Understanding IRS section 223 as it relates to health insurance and HSA-eligibility is the baseline requirement needed to outline and establish all HSA savings benefits. Refer to this HSA IRS eligibility guide to understand how and if you can add an HSA to your health insurance plan.
What is IRS Section 223?
IRS section 223, with respect to preventive health services required under Public Health Service Act, allows individuals and families, who have a qualifying health insurance plan to open a health savings account (HSA).
What an HSA?
An HSA or Health Savings Account is a personal savings account for health expenses. In more technical terms, an HSA is an interest-bearing custodial account that can be used for health-related expenses with contributions limits set annually by the IRS.
How Does an HSA Work?
HSAs are owned by individuals (not employers) and can be transferred from job to job or institution to institution, similar to a 401k or IRA. Contributions are 100% tax deductible (until you reach the federal limit).
An HSA is not a healthcare plan, but can be used in conjunction with all high-deductible healthcare plans (HDHP) in the US. Further, your HSA will move with you from insurance carrier to insurance carrier.
2019 HSA Contributions Limits
2019 HSA contribution limits are $3,500 for individuals and $7,000 for families.
2019 HSA Eligibility Health Plan Requirements
- Your health insurance plan must have an annual minimum deductible of $1,350 for individuals and $2,700 for families.
- Annual out-of-pocket maximum for 2019 can’t be more than $6,750 for individuals and $13,300 for families (only applies to the in-network services).
- The health insurance plan must be so that the individual/family pays the first cost of healthcare up to the deductible before any kind of insurance kicks in (preventative care excluded from this definition). This includes prescription drugs as well. The deductible and maximum out-of-pocket expenses are indexed annually for inflation.
- Family coverage is determined by having an insurance policy that covers you and at least one other person.
Other HSA Eligibility Requirements
- You can’t have or be eligible to use a general purpose Flexible Spending Account (FSA).

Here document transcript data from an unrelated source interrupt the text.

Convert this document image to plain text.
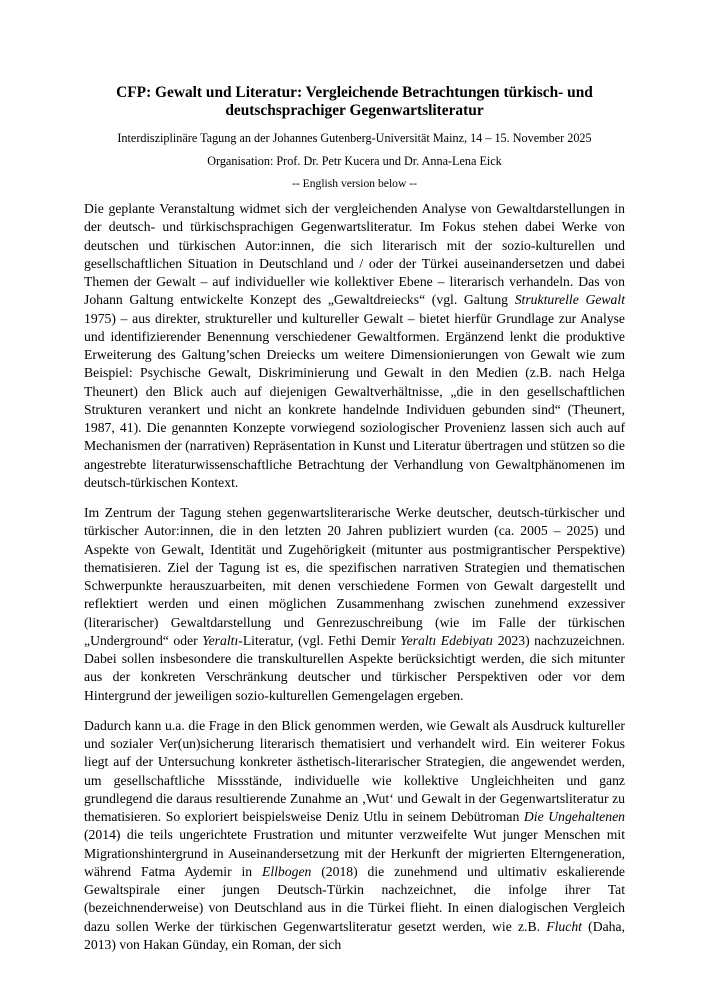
CFP: Gewalt und Literatur: Vergleichende Betrachtungen türkisch- und deutschsprachiger Gegenwartsliteratur
Interdisziplinäre Tagung an der Johannes Gutenberg-Universität Mainz, 14 – 15. November 2025
Organisation: Prof. Dr. Petr Kucera und Dr. Anna-Lena Eick
-- English version below --

Die geplante Veranstaltung widmet sich der vergleichenden Analyse von Gewaltdarstellungen in der deutsch- und türkischsprachigen Gegenwartsliteratur. Im Fokus stehen dabei Werke von deutschen und türkischen Autor:innen, die sich literarisch mit der sozio-kulturellen und gesellschaftlichen Situation in Deutschland und / oder der Türkei auseinandersetzen und dabei Themen der Gewalt – auf individueller wie kollektiver Ebene – literarisch verhandeln. Das von Johann Galtung entwickelte Konzept des „Gewaltdreiecks“ (vgl. Galtung Strukturelle Gewalt 1975) – aus direkter, struktureller und kultureller Gewalt – bietet hierfür Grundlage zur Analyse und identifizierender Benennung verschiedener Gewaltformen. Ergänzend lenkt die produktive Erweiterung des Galtung’schen Dreiecks um weitere Dimensionierungen von Gewalt wie zum Beispiel: Psychische Gewalt, Diskriminierung und Gewalt in den Medien (z.B. nach Helga Theunert) den Blick auch auf diejenigen Gewaltverhältnisse, „die in den gesellschaftlichen Strukturen verankert und nicht an konkrete handelnde Individuen gebunden sind“ (Theunert, 1987, 41). Die genannten Konzepte vorwiegend soziologischer Provenienz lassen sich auch auf Mechanismen der (narrativen) Repräsentation in Kunst und Literatur übertragen und stützen so die angestrebte literaturwissenschaftliche Betrachtung der Verhandlung von Gewaltphänomenen im deutsch-türkischen Kontext.

Im Zentrum der Tagung stehen gegenwartsliterarische Werke deutscher, deutsch-türkischer und türkischer Autor:innen, die in den letzten 20 Jahren publiziert wurden (ca. 2005 – 2025) und Aspekte von Gewalt, Identität und Zugehörigkeit (mitunter aus postmigrantischer Perspektive) thematisieren. Ziel der Tagung ist es, die spezifischen narrativen Strategien und thematischen Schwerpunkte herauszuarbeiten, mit denen verschiedene Formen von Gewalt dargestellt und reflektiert werden und einen möglichen Zusammenhang zwischen zunehmend exzessiver (literarischer) Gewaltdarstellung und Genrezuschreibung (wie im Falle der türkischen „Underground“ oder Yeraltı-Literatur, (vgl. Fethi Demir Yeraltı Edebiyatı 2023) nachzuzeichnen. Dabei sollen insbesondere die transkulturellen Aspekte berücksichtigt werden, die sich mitunter aus der konkreten Verschränkung deutscher und türkischer Perspektiven oder vor dem Hintergrund der jeweiligen sozio-kulturellen Gemengelagen ergeben.

Dadurch kann u.a. die Frage in den Blick genommen werden, wie Gewalt als Ausdruck kultureller und sozialer Ver(un)sicherung literarisch thematisiert und verhandelt wird. Ein weiterer Fokus liegt auf der Untersuchung konkreter ästhetisch-literarischer Strategien, die angewendet werden, um gesellschaftliche Missstände, individuelle wie kollektive Ungleichheiten und ganz grundlegend die daraus resultierende Zunahme an ‚Wut‘ und Gewalt in der Gegenwartsliteratur zu thematisieren. So exploriert beispielsweise Deniz Utlu in seinem Debütroman Die Ungehaltenen (2014) die teils ungerichtete Frustration und mitunter verzweifelte Wut junger Menschen mit Migrationshintergrund in Auseinandersetzung mit der Herkunft der migrierten Elterngeneration, während Fatma Aydemir in Ellbogen (2018) die zunehmend und ultimativ eskalierende Gewaltspirale einer jungen Deutsch-Türkin nachzeichnet, die infolge ihrer Tat (bezeichnenderweise) von Deutschland aus in die Türkei flieht. In einen dialogischen Vergleich dazu sollen Werke der türkischen Gegenwartsliteratur gesetzt werden, wie z.B. Flucht (Daha, 2013) von Hakan Günday, ein Roman, der sich
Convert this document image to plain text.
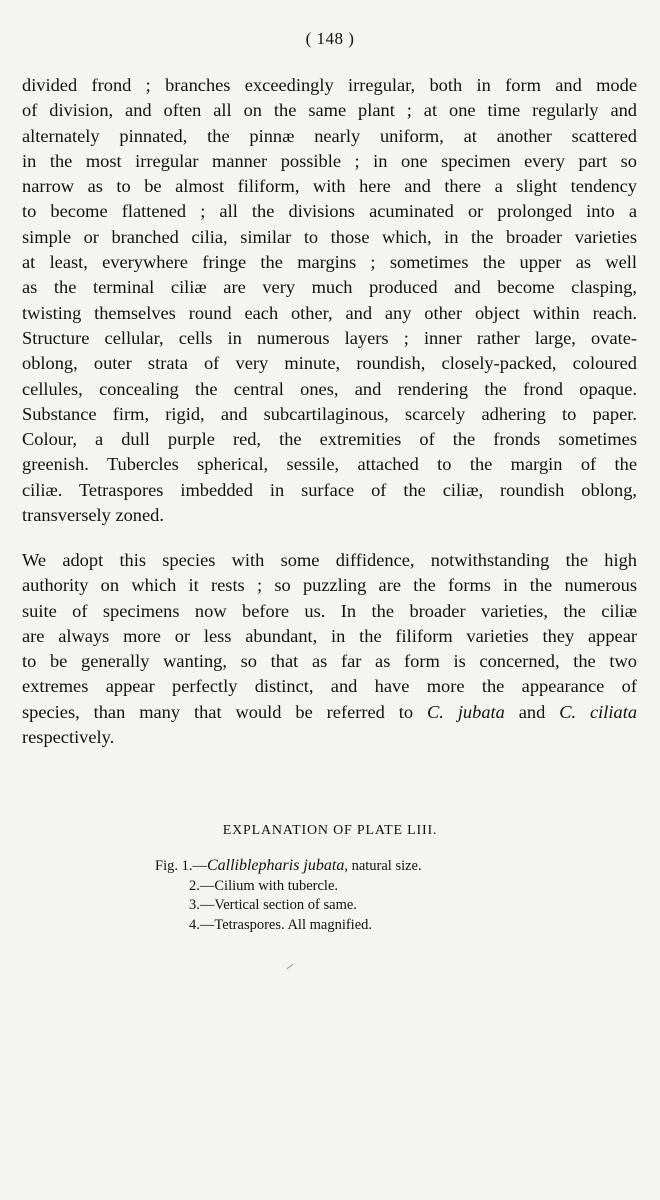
( 148 )
divided frond ; branches exceedingly irregular, both in form and mode
of division, and often all on the same plant ; at one time regularly and
alternately pinnated, the pinnæ nearly uniform, at another scattered
in the most irregular manner possible ; in one specimen every part so
narrow as to be almost filiform, with here and there a slight tendency
to become flattened ; all the divisions acuminated or prolonged into a
simple or branched cilia, similar to those which, in the broader varieties
at least, everywhere fringe the margins ; sometimes the upper as well
as the terminal ciliæ are very much produced and become clasping,
twisting themselves round each other, and any other object within reach.
Structure cellular, cells in numerous layers ; inner rather large, ovate-
oblong, outer strata of very minute, roundish, closely-packed, coloured
cellules, concealing the central ones, and rendering the frond opaque.
Substance firm, rigid, and subcartilaginous, scarcely adhering to paper.
Colour, a dull purple red, the extremities of the fronds sometimes
greenish. Tubercles spherical, sessile, attached to the margin of the
ciliæ. Tetraspores imbedded in surface of the ciliæ, roundish oblong,
transversely zoned.
We adopt this species with some diffidence, notwithstanding the high
authority on which it rests ; so puzzling are the forms in the numerous
suite of specimens now before us. In the broader varieties, the ciliæ
are always more or less abundant, in the filiform varieties they appear
to be generally wanting, so that as far as form is concerned, the two
extremes appear perfectly distinct, and have more the appearance of
species, than many that would be referred to C. jubata and C. ciliata
respectively.
EXPLANATION OF PLATE LIII.
Fig. 1.—Calliblepharis jubata, natural size.
2.—Cilium with tubercle.
3.—Vertical section of same.
4.—Tetraspores. All magnified.
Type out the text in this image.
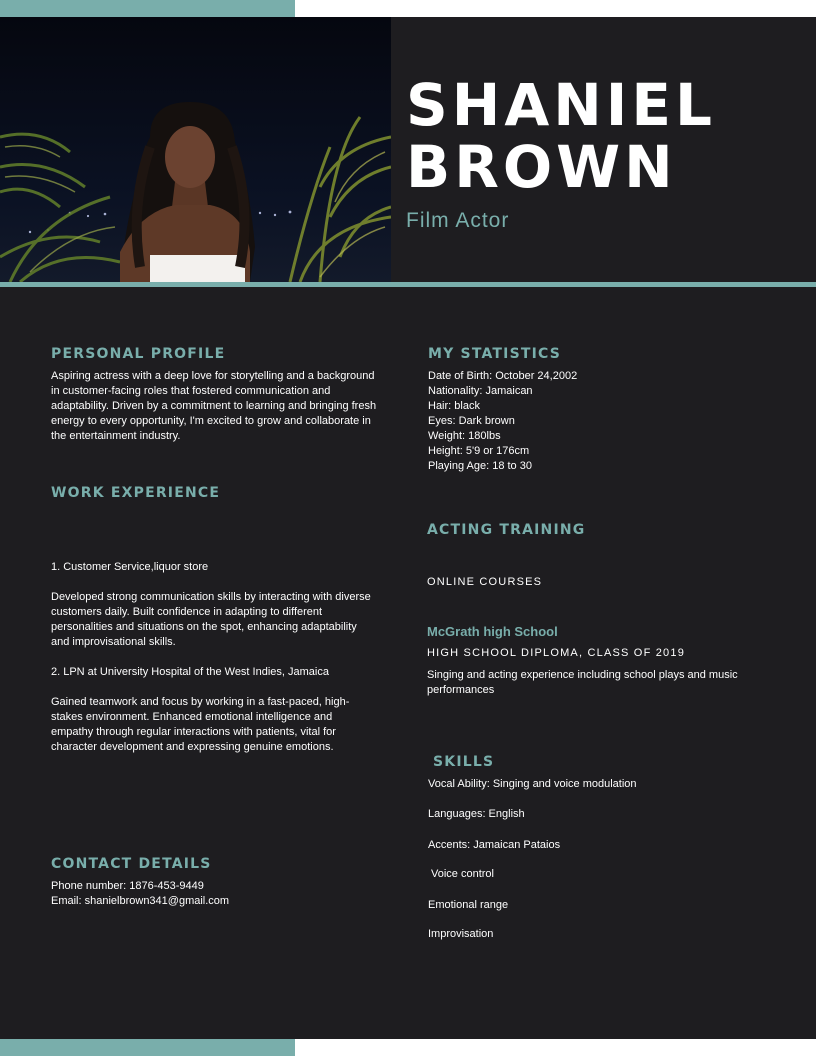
SHANIEL
BROWN
Film Actor
PERSONAL PROFILE
Aspiring actress with a deep love for storytelling and a background in customer-facing roles that fostered communication and adaptability. Driven by a commitment to learning and bringing fresh energy to every opportunity, I'm excited to grow and collaborate in the entertainment industry.
WORK EXPERIENCE
1. Customer Service,liquor store
Developed strong communication skills by interacting with diverse customers daily. Built confidence in adapting to different personalities and situations on the spot, enhancing adaptability and improvisational skills.
2. LPN at University Hospital of the West Indies, Jamaica
Gained teamwork and focus by working in a fast-paced, high-stakes environment. Enhanced emotional intelligence and empathy through regular interactions with patients, vital for character development and expressing genuine emotions.
CONTACT DETAILS
Phone number: 1876-453-9449
Email: shanielbrown341@gmail.com
MY STATISTICS
Date of Birth: October 24,2002
Nationality: Jamaican
Hair: black
Eyes: Dark brown
Weight: 180lbs
Height: 5'9 or 176cm
Playing Age: 18 to 30
ACTING TRAINING
ONLINE COURSES
McGrath high School
HIGH SCHOOL DIPLOMA, CLASS OF 2019
Singing and acting experience including school plays and music performances
SKILLS
Vocal Ability: Singing and voice modulation
Languages: English
Accents: Jamaican Pataios
Voice control
Emotional range
Improvisation
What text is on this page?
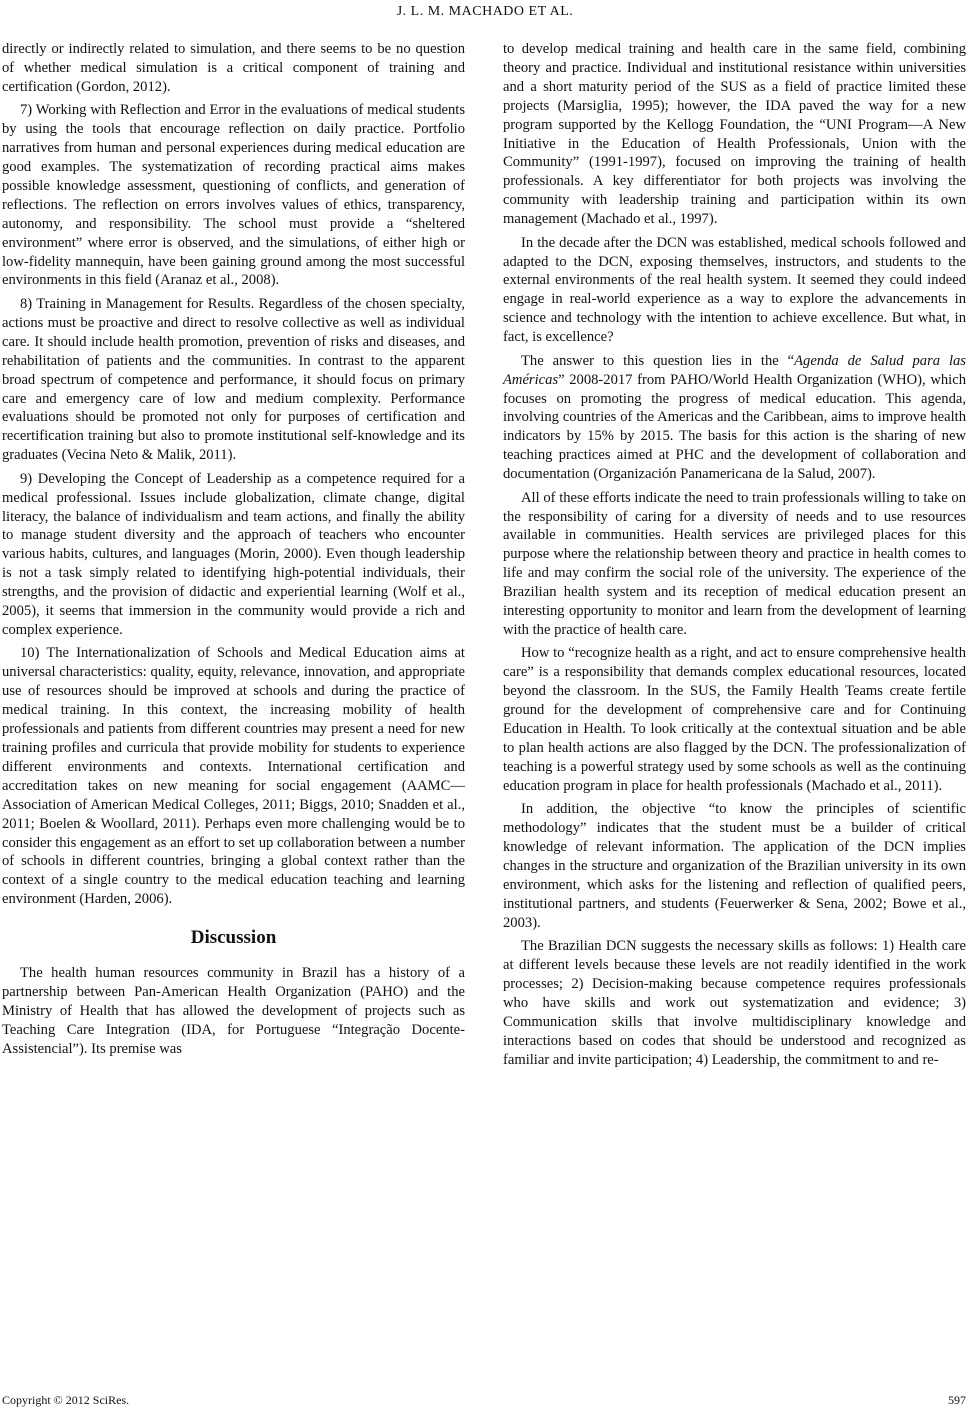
J. L. M. MACHADO ET AL.

directly or indirectly related to simulation, and there seems to be no question of whether medical simulation is a critical component of training and certification (Gordon, 2012).

7) Working with Reflection and Error in the evaluations of medical students by using the tools that encourage reflection on daily practice. Portfolio narratives from human and personal experiences during medical education are good examples. The systematization of recording practical aims makes possible knowledge assessment, questioning of conflicts, and generation of reflections. The reflection on errors involves values of ethics, transparency, autonomy, and responsibility. The school must provide a “sheltered environment” where error is observed, and the simulations, of either high or low-fidelity mannequin, have been gaining ground among the most successful environments in this field (Aranaz et al., 2008).

8) Training in Management for Results. Regardless of the chosen specialty, actions must be proactive and direct to resolve collective as well as individual care. It should include health promotion, prevention of risks and diseases, and rehabilitation of patients and the communities. In contrast to the apparent broad spectrum of competence and performance, it should focus on primary care and emergency care of low and medium complexity. Performance evaluations should be promoted not only for purposes of certification and recertification training but also to promote institutional self-knowledge and its graduates (Vecina Neto & Malik, 2011).

9) Developing the Concept of Leadership as a competence required for a medical professional. Issues include globalization, climate change, digital literacy, the balance of individualism and team actions, and finally the ability to manage student diversity and the approach of teachers who encounter various habits, cultures, and languages (Morin, 2000). Even though leadership is not a task simply related to identifying high-potential individuals, their strengths, and the provision of didactic and experiential learning (Wolf et al., 2005), it seems that immersion in the community would provide a rich and complex experience.

10) The Internationalization of Schools and Medical Education aims at universal characteristics: quality, equity, relevance, innovation, and appropriate use of resources should be improved at schools and during the practice of medical training. In this context, the increasing mobility of health professionals and patients from different countries may present a need for new training profiles and curricula that provide mobility for students to experience different environments and contexts. International certification and accreditation takes on new meaning for social engagement (AAMC—Association of American Medical Colleges, 2011; Biggs, 2010; Snadden et al., 2011; Boelen & Woollard, 2011). Perhaps even more challenging would be to consider this engagement as an effort to set up collaboration between a number of schools in different countries, bringing a global context rather than the context of a single country to the medical education teaching and learning environment (Harden, 2006).

Discussion

The health human resources community in Brazil has a history of a partnership between Pan-American Health Organization (PAHO) and the Ministry of Health that has allowed the development of projects such as Teaching Care Integration (IDA, for Portuguese “Integração Docente-Assistencial”). Its premise was

to develop medical training and health care in the same field, combining theory and practice. Individual and institutional resistance within universities and a short maturity period of the SUS as a field of practice limited these projects (Marsiglia, 1995); however, the IDA paved the way for a new program supported by the Kellogg Foundation, the “UNI Program—A New Initiative in the Education of Health Professionals, Union with the Community” (1991-1997), focused on improving the training of health professionals. A key differentiator for both projects was involving the community with leadership training and participation within its own management (Machado et al., 1997).

In the decade after the DCN was established, medical schools followed and adapted to the DCN, exposing themselves, instructors, and students to the external environments of the real health system. It seemed they could indeed engage in real-world experience as a way to explore the advancements in science and technology with the intention to achieve excellence. But what, in fact, is excellence?

The answer to this question lies in the “Agenda de Salud para las Américas” 2008-2017 from PAHO/World Health Organization (WHO), which focuses on promoting the progress of medical education. This agenda, involving countries of the Americas and the Caribbean, aims to improve health indicators by 15% by 2015. The basis for this action is the sharing of new teaching practices aimed at PHC and the development of collaboration and documentation (Organización Panamericana de la Salud, 2007).

All of these efforts indicate the need to train professionals willing to take on the responsibility of caring for a diversity of needs and to use resources available in communities. Health services are privileged places for this purpose where the relationship between theory and practice in health comes to life and may confirm the social role of the university. The experience of the Brazilian health system and its reception of medical education present an interesting opportunity to monitor and learn from the development of learning with the practice of health care.

How to “recognize health as a right, and act to ensure comprehensive health care” is a responsibility that demands complex educational resources, located beyond the classroom. In the SUS, the Family Health Teams create fertile ground for the development of comprehensive care and for Continuing Education in Health. To look critically at the contextual situation and be able to plan health actions are also flagged by the DCN. The professionalization of teaching is a powerful strategy used by some schools as well as the continuing education program in place for health professionals (Machado et al., 2011).

In addition, the objective “to know the principles of scientific methodology” indicates that the student must be a builder of critical knowledge of relevant information. The application of the DCN implies changes in the structure and organization of the Brazilian university in its own environment, which asks for the listening and reflection of qualified peers, institutional partners, and students (Feuerwerker & Sena, 2002; Bowe et al., 2003).

The Brazilian DCN suggests the necessary skills as follows: 1) Health care at different levels because these levels are not readily identified in the work processes; 2) Decision-making because competence requires professionals who have skills and work out systematization and evidence; 3) Communication skills that involve multidisciplinary knowledge and interactions based on codes that should be understood and recognized as familiar and invite participation; 4) Leadership, the commitment to and re-

Copyright © 2012 SciRes.	597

Limited purpose FSAs are allowed for dental, vision, and dependent care if your HDHP doesn’t cover those services (be sure to check with your employer).
- You can’t be claimed as a dependent on someone else’s tax return.
- You can’t be enrolled in Medicare (Part A and Part B) or Medicaid.
- You can’t be covered on someone else’s non-HSA eligible HDHP.
What Are the Benefits of an HSA?
- Triple Tax Advantages – HSAs allow for tax-deductible contributions, tax-free interest and tax-free withdrawals (for medical expenses). You can save, spend or invest your HSA 100% tax-free.
- Health Care Costs In Retirement – Healthcare costs in retirement are expected to exceed $275,000 for couples. An HSA provides the only path to save dedicated funds for these costs. The triple-tax advantages noted above allow this money to grow tax-free.
- Retirement Savings – Just in case you don’t spend your HSA funds on health-related costs, after the age of 65, you can use those funds for anything just like a 401(k) or IRA. Unlike a 401k, an HSA has no mandatory distributions in retirement. You get to decide when and if to sell those pre-tax assets and investments in your HSA.
While an HSA has distinct IRS requirements, which can be tough to navigate, HSA benefits create some of the most opportunistic savings in healthcare (and maybe even retirement)! Use an HSA to your advantage, and make sure to check back here, for any updated IRS HSA requirement adjustments.
Disclaimer: the content presented in this article are for informational purposes only, and is not, and must not be considered tax, investment, legal, accounting or financial planning advice, nor a recommendation as to a specific course of action. Investors should consult all available information, including fund prospectuses, and consult with appropriate tax, investment, accounting, legal, and accounting professionals, as appropriate, before making any investment or utilizing any financial planning strategy.